神様は私たち人間を、目的をもって造ってくださいましたが、人間が神様に背を向けて、自分の思うままを歩んでしまったがゆえに、神様から離れた存在、神の愛と意志に応答できない存在となってしまいました。聖書は、すべての人が罪を犯し、的はずれな生き方をしてしまっていると語っています。罪とは神様の前における罪、本当の神を神としない生き方そのものです。私たち人間は生きておられるまことの神様から離れてさまよっている存在であって、自分の力では神様のもとに帰ることはできません。神様から離れ、さまようそのような私たちを身元に引き寄せ、赦してくださるため、すなわち私たちを罪から救うために神様がとられた方法が、救い主イエス・キリストの十字架の身代わりの死でした。そしてイエス・キリストは3日目によみがえられたのです。まさに死に対して勝利されました。

神様は天地万物の造り主、そして私たちのいのちの創造者であり支配者であるお方です。そして愛に満ちておられるお方です。私たちの身近な親しい人が召されるならば、そこには悲しみがありますし、私たちは慰めを必要とします。しかし感謝なことに「死」はそれで終わりではありません。聖書が宣言するように、罪を悔い改め、神の御子イエス・キリストを救い主として信じる信仰によって、罪赦され、まことのいのちが与えられ、復活の希望が約束されています。イエス・キリストご自身がよみがえられたお方だからです。そして同じ信仰に生きるならば、天国で再会する希望が与えられるのです。

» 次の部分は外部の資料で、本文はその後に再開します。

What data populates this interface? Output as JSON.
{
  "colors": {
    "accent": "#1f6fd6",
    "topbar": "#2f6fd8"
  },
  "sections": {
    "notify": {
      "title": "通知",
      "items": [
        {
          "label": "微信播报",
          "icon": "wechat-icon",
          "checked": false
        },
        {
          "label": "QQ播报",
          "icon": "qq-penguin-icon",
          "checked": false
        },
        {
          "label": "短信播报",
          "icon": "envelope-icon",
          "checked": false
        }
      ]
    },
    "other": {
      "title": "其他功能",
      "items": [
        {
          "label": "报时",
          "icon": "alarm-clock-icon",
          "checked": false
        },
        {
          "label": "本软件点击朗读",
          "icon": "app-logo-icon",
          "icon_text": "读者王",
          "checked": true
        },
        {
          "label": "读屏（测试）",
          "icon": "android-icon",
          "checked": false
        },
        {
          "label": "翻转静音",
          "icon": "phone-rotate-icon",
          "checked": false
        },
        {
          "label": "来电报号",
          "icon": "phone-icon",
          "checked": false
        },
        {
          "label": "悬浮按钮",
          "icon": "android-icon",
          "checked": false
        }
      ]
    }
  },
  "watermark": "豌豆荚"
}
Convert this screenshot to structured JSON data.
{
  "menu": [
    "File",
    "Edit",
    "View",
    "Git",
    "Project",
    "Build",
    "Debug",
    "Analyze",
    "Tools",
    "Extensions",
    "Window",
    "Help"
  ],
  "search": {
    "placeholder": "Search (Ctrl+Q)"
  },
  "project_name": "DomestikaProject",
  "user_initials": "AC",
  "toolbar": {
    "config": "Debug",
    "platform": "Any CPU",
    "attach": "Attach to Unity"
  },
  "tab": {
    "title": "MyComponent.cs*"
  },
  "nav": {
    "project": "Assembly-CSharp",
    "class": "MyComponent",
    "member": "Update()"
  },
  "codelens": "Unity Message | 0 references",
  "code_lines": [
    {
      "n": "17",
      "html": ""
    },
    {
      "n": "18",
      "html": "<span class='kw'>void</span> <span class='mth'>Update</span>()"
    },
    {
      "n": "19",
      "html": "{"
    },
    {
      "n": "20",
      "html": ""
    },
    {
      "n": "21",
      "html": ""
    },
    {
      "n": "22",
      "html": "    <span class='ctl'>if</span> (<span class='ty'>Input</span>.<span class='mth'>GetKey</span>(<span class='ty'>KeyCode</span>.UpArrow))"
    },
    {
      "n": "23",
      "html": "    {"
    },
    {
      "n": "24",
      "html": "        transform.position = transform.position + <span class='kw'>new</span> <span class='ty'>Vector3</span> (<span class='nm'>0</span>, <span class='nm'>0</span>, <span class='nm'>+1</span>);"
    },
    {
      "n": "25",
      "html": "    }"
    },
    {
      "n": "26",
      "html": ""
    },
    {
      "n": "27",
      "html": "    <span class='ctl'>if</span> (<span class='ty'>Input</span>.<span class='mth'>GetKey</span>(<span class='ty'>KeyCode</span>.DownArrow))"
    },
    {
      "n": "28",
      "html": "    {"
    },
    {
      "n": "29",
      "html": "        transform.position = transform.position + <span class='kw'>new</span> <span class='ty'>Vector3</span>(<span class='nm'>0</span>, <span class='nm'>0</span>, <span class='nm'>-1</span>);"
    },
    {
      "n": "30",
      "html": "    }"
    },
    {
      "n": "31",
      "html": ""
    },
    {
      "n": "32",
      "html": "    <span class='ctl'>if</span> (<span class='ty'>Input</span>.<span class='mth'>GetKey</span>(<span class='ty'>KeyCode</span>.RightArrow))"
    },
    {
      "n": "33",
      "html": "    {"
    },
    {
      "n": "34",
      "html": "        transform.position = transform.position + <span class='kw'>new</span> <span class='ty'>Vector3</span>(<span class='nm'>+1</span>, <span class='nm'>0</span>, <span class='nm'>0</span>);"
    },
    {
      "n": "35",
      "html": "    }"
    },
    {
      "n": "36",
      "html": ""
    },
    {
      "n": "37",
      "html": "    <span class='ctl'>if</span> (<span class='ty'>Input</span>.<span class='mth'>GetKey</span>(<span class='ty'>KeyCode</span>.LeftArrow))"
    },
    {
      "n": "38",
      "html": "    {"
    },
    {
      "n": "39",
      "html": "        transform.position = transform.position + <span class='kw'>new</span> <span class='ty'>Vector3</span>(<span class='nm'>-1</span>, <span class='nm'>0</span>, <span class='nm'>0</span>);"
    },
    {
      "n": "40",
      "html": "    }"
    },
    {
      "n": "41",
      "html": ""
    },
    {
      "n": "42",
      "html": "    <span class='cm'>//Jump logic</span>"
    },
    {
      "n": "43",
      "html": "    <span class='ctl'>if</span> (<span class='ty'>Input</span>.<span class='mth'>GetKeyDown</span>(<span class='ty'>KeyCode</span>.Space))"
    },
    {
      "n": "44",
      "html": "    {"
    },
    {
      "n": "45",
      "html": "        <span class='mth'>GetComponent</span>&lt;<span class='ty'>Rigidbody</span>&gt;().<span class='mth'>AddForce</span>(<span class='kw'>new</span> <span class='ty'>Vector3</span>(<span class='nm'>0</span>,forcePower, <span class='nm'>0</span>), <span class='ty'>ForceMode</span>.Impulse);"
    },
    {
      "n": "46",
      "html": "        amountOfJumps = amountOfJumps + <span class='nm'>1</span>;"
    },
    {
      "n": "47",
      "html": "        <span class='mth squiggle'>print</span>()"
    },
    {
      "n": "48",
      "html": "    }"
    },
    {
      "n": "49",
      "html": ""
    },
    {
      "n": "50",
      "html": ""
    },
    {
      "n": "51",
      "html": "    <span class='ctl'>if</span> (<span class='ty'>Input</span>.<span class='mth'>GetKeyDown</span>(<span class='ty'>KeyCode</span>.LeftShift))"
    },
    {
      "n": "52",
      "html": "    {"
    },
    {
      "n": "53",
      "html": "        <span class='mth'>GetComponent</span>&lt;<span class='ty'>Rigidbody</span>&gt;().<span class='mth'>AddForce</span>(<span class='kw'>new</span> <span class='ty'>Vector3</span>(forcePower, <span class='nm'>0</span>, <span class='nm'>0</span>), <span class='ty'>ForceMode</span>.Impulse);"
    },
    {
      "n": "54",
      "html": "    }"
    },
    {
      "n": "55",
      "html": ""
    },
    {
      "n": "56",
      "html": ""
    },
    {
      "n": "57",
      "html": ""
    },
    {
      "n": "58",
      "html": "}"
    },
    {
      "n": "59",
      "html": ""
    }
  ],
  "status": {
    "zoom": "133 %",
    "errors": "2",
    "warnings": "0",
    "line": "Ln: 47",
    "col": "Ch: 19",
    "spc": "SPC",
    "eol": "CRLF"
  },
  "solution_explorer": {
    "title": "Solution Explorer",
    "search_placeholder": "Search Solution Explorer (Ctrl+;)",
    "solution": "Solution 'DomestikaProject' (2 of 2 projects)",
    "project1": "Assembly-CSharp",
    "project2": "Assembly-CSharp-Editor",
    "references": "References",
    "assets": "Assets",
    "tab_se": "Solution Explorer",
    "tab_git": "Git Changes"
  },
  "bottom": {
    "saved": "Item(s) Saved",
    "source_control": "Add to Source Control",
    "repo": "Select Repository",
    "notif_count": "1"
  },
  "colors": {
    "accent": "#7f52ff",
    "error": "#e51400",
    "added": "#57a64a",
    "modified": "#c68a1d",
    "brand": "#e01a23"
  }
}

聖書のことばは、苦しみの中にある人々、悩みの中にある方々、慰めを必要としている人たち対して、いや、すべての人に対して語りかけます。聖書にご自身を示された神様は、皆さんお一人おひとりを限りない愛をもって愛しておられます。ですから、私たち人間が、神様の助けをいただいて神様のもとに立ち返るとき、神様は赦しとあわれみを注ぎ、恵みによってお救いくださるのです。聖書を通して、自分の「いのち」について、また誰にでも訪れる厳粛な「死」という根本的な問題に対する解決を見い出してくださり、平安と希望のうちに、この地上の生涯を皆さんそれぞれが歩んでいただきたいと願っています。